È un calice volutamente leggiadro e fresco quello delineato nella versione base del Colli Perugini Grechetto appena presentato al pubblico. Pur mantenendo una bocca rotonda e una gradazione piuttosto elevata, 13,5%, elemento quasi inevitabile in quest’uva che tende a concentrare molti zuccheri in maturazione, la versione “base” offre un olfatto tutto giocato sulla freschezza degli aromi di erbe di campo, fiori e frutta bianca, con un lieve accenno di ananas. «Per questo vino ho lavorato il più possibile in riduzione, evitando movimentazioni del mosto, in modo da preservare tutta la fragranza degli aromi tipici dell’uva – racconta il consulente enologico dell’azienda, Emiliano Falsini, enologo di origine toscana impegnato in realtà sparse sul territorio nazionale e in due aziende di proprietà, una a Bolgheri e l’altra sull’Etna –; credo infatti che uno dei peggiori nemici del grechetto sia l’ossidazione. Le lavorazioni in cantina sono state ridotte al minimo, con criomacerazione per 12-18 ore delle uve, pressatura soffice e illimpidimento statico a freddo; la fermentazione è avvenuta poi con lieviti selezionati, ma in futuro mi piacerebbe provare a fare fermentazioni spontanee. Per questo però dobbiamo aspettare che lo zio Gianluca (Goretti, agronomo ed enologo interno, n.d.r.) dia il suo assenso».

Caratteristica fondamentale dell’azienda Goretti è infatti la dimensione familiare, il cosiddetto “team famiglia” come lo definiscono le due sorelle Sara e Giulia Goretti, rispettivamente impegnate nei rapporti con l’estero e con l’Italia. Fondata all’inizio del ‘900, l’attività ha contato infatti il susseguirsi di ben quattro generazioni e vede ancora schierati in prima linea il padre Stefano, responsabile amministrativo, e suo fratello Gianluca, agronomo ed enologo, oltre alla nonna Marcella, vera istituzione, che cura con dedizione tutta la parte relativa all’accoglienza e alle proposte turistiche, come i corsi di cucina umbra.

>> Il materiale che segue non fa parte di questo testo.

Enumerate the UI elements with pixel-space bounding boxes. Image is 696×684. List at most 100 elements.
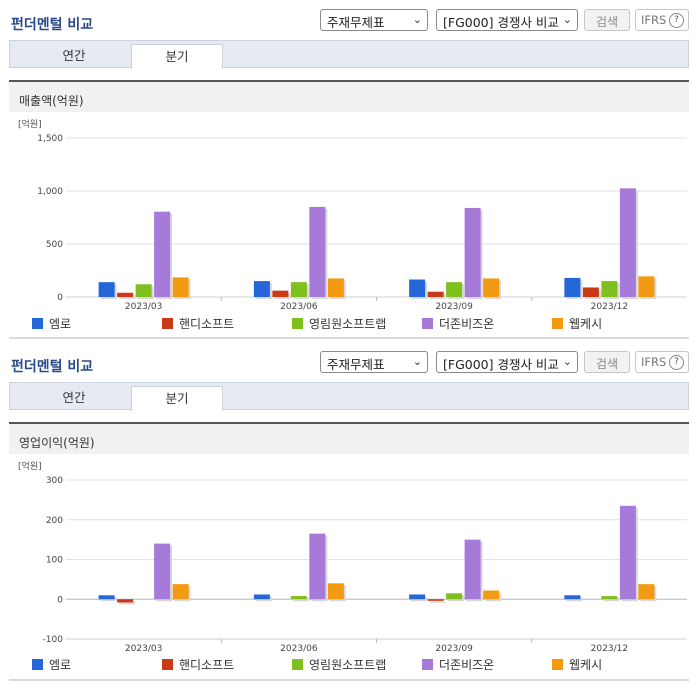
legend-item: 영림원소프트랩: [292, 656, 386, 673]
bar-shadow: [603, 598, 620, 602]
search-button[interactable]: 검색: [584, 351, 630, 373]
bar: [327, 583, 344, 600]
chart-title-bar: 매출액(억원): [9, 80, 689, 112]
legend-swatch: [162, 659, 173, 670]
section-title: 펀더멘털 비교: [11, 17, 94, 33]
legend-swatch: [162, 318, 173, 329]
legend-label: 영림원소프트랩: [309, 658, 387, 672]
bar: [483, 590, 500, 600]
question-icon: ?: [669, 13, 684, 28]
legend-swatch: [422, 318, 433, 329]
ifrs-help-button[interactable]: IFRS ?: [635, 9, 689, 31]
legend-label: 핸디소프트: [179, 317, 235, 331]
section-divider: [9, 679, 689, 681]
tab-annual[interactable]: 연간: [62, 390, 86, 405]
bar: [638, 584, 655, 600]
bar: [98, 282, 115, 297]
x-tick-label: 2023/06: [280, 644, 318, 652]
bar-shadow: [566, 597, 583, 602]
legend-swatch: [292, 318, 303, 329]
bar: [309, 533, 326, 600]
bar: [117, 292, 134, 297]
legend-item: 웹케시: [552, 656, 602, 673]
bar: [483, 278, 500, 297]
chevron-down-icon: ⌄: [562, 355, 572, 368]
unit-label: [억원]: [18, 460, 42, 472]
unit-label: [억원]: [18, 118, 42, 130]
bar: [564, 277, 581, 297]
bar: [601, 596, 618, 600]
bar-shadow: [429, 601, 446, 603]
legend-label: 엠로: [49, 317, 72, 331]
y-tick-label: 1,000: [37, 187, 63, 197]
statement-select[interactable]: 주재무제표 ⌄: [320, 9, 428, 31]
section-divider: [9, 337, 689, 339]
chart-title: 매출액(억원): [19, 94, 84, 108]
search-button[interactable]: 검색: [584, 9, 630, 31]
x-tick-label: 2023/09: [435, 644, 473, 652]
bar: [135, 284, 152, 297]
legend-label: 엠로: [49, 658, 72, 672]
legend-swatch: [32, 318, 43, 329]
bar: [582, 287, 599, 297]
legend-label: 더존비즈온: [439, 658, 495, 672]
legend-label: 핸디소프트: [179, 658, 235, 672]
x-tick-label: 2023/12: [591, 644, 628, 652]
bar: [327, 278, 344, 297]
bar: [172, 584, 189, 600]
legend-item: 더존비즈온: [422, 315, 494, 332]
bar: [619, 188, 636, 297]
ifrs-label: IFRS: [641, 355, 667, 369]
compare-select[interactable]: [FG000] 경쟁사 비교 ⌄: [436, 351, 578, 373]
statement-select[interactable]: 주재무제표 ⌄: [320, 351, 428, 373]
chart-title: 영업이익(억원): [19, 436, 95, 450]
bar: [638, 276, 655, 297]
bar: [409, 279, 426, 297]
legend-item: 웹케시: [552, 315, 602, 332]
bar: [446, 282, 463, 297]
y-tick-label: 1,500: [37, 134, 63, 144]
legend-swatch: [422, 659, 433, 670]
chevron-down-icon: ⌄: [412, 355, 422, 368]
ifrs-help-button[interactable]: IFRS ?: [635, 351, 689, 373]
bar: [309, 206, 326, 297]
legend-item: 엠로: [32, 315, 71, 332]
bar: [427, 599, 444, 601]
compare-select-value: [FG000] 경쟁사 비교: [443, 357, 559, 372]
bar-shadow: [119, 601, 136, 605]
legend-label: 웹케시: [569, 658, 603, 672]
chart-title-bar: 영업이익(억원): [9, 422, 689, 454]
legend-swatch: [552, 318, 563, 329]
bar: [172, 277, 189, 297]
legend-item: 핸디소프트: [162, 315, 234, 332]
y-tick-label: 200: [46, 516, 63, 526]
fundamental-section-2: 펀더멘털 비교 주재무제표 ⌄ [FG000] 경쟁사 비교 ⌄ 검색 IFRS…: [0, 342, 696, 684]
y-tick-label: 0: [57, 595, 63, 605]
x-tick-label: 2023/03: [125, 644, 162, 652]
x-tick-label: 2023/03: [125, 302, 162, 310]
section-title: 펀더멘털 비교: [11, 359, 94, 375]
bar: [464, 207, 481, 297]
revenue-chart: [억원] 0 500 1,000 1,500 2023/03 2023/06 2023/09 2…: [9, 112, 689, 310]
legend-item: 엠로: [32, 656, 71, 673]
y-tick-label: 100: [46, 556, 63, 566]
bar: [601, 281, 618, 297]
statement-select-value: 주재무제표: [327, 357, 385, 372]
tab-quarterly[interactable]: 분기: [131, 44, 223, 69]
section-header: 펀더멘털 비교 주재무제표 ⌄ [FG000] 경쟁사 비교 ⌄ 검색 IFRS…: [0, 0, 696, 40]
bar: [154, 211, 171, 297]
tab-annual[interactable]: 연간: [62, 48, 86, 63]
chevron-down-icon: ⌄: [562, 13, 572, 26]
bar: [290, 596, 307, 600]
revenue-chart-svg: [억원] 0 500 1,000 1,500 2023/03 2023/06 2023/09 2…: [18, 118, 687, 310]
tab-quarterly[interactable]: 분기: [131, 386, 223, 411]
bar: [619, 505, 636, 600]
x-tick-label: 2023/06: [280, 302, 318, 310]
compare-select[interactable]: [FG000] 경쟁사 비교 ⌄: [436, 9, 578, 31]
operating-profit-chart: [억원] -100 0 100 200 300 2023/03 2023/06 2023/09 2…: [9, 454, 689, 652]
question-icon: ?: [669, 355, 684, 370]
period-tabs: 연간 분기: [9, 40, 689, 69]
legend-label: 웹케시: [569, 317, 603, 331]
x-tick-label: 2023/12: [591, 302, 628, 310]
bar: [98, 595, 115, 600]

«Il bello della nostra realtà è il continuo intreccio di generazioni diverse che lavorano a braccetto tra loro – racconta Sara – per cui abbiamo ancora una parte che difende un passato “sicuro” e frena per non staccarsene del tutto, mentre noi cerchiamo di apportare maggiore innovazione».

Simbolo di questa voglia di modernità è l’ultimissimo nato in casa Goretti, lo spumante brut nature Alchèmia prodotto con metodo ancestrale da uve grechetto. «Sono molto affezionato a questo metodo di spumantizzazione, perché credo tiri fuori tutto il carattere dell’uva, perciò tendo a proporla in tutte le aziende con cui collaboro» spiega Falsini. «In questo caso siamo partiti da una base di uve grechetto selezionate e raccolte molto presto, per preservarne l’acidità, pressate in modo soffice per conservare i lieviti indigeni delle bucce e fermentate a 16 °C. Una volta raggiunti i 25 g/l di residuo zuccherino, abbiamo raffreddato il mosto e filtrato a 5 micron per interrompere la fermentazione. Dopo averlo lasciato 6 mesi in serbatoi di acciaio inox, l’abbiamo infine imbottigliato per far partire in primavera la rifermentazione spontanea».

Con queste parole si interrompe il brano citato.